# [gelöst] Passende Kernelmodule herausfinden

## ereuter

Hallo,

ich habe vor kurzem Gentoo installiert und möchte nun den Kernel selbst kompilieren - habe es ursprünglich mit genkernel gemacht. Allerdings wird dadurch fast alles geladen an Kernelmodulen.

Leider habe ich das Problem, dass ich nicht wieß, welche Kernel-Module ich einkompilieren muss. Konkret habe ich das Problem, dass der Kernel die root-Partition nicht findet, wohl weil kein passender SATA-Treiber installiert ist. Ich habe einen AMD 780 G Chipsatz mit SB700. 

Gibt es irgendwo eine Liste, in der man nachschauen kann welche Module zu welcher Hardware passen? Also zB. für Chipsatz 780 G braucht man Realtek 8169 für Netzwerk, Intel snd_hda für die Soundkarte xy für den SATA-Treiber und so weiter.
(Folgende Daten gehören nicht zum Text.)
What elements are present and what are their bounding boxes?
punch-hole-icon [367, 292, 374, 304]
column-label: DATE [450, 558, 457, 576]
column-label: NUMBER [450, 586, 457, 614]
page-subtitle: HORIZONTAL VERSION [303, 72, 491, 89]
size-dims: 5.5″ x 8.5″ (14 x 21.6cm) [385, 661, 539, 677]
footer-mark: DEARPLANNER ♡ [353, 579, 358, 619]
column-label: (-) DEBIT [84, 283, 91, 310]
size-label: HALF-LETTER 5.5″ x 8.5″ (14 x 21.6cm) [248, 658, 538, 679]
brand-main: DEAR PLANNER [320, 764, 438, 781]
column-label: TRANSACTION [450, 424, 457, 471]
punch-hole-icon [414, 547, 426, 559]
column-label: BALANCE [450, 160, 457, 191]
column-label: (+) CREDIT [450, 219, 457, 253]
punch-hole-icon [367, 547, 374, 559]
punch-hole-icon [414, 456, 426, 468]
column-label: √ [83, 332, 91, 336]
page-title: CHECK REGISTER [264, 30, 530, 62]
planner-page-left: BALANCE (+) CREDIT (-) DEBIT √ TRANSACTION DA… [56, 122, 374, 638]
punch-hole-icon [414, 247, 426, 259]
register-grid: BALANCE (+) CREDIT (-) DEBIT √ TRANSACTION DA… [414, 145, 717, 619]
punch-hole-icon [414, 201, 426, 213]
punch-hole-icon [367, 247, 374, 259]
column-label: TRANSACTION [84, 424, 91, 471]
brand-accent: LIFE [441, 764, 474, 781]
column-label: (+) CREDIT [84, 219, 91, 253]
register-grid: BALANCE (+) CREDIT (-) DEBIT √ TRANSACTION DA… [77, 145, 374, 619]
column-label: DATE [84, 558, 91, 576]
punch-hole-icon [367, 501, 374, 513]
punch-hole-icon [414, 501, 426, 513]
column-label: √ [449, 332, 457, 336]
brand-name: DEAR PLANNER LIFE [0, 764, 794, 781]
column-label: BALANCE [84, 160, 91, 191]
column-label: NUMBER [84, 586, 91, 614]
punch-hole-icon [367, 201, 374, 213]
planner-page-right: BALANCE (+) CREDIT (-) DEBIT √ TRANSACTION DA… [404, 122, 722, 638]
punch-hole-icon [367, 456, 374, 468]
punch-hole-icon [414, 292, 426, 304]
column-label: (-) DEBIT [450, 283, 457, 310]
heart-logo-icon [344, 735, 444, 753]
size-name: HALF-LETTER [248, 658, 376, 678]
Alle möglichen Treiber fix einzukompilieren erscheint mir wenig sinnvoll - da kann ich gleich den genkernel-Treiber behalten, und per Trial u. Error Verfahren dauert das ganze auch eweig.

Beste Grüße

ElisabethLast edited by ereuter on Sat Apr 04, 2009 9:41 am; edited 1 time in total

----------

## 69719

http://kmuto.jp/debian/hcl/

----------

## ereuter

Genau das habe ich gesucht

Beste Grüße

Elisabeth

----------

## manuels

 *escor wrote:*   

> http://kmuto.jp/debian/hcl/

 

Ist ganz praktisch, aber kann man damit auch die CONFIG_XXX-Option herausfinden?

----------

## 69719

 *manuels wrote:*   

>  *escor wrote:*   http://kmuto.jp/debian/hcl/ 
> 
> Ist ganz praktisch, aber kann man damit auch die CONFIG_XXX-Option herausfinden?

 

Im Kernel Menü / eintippen und dann den Treibernamen.

----------

## manuels

echt, der findet das dann auch? Praktisch.

----------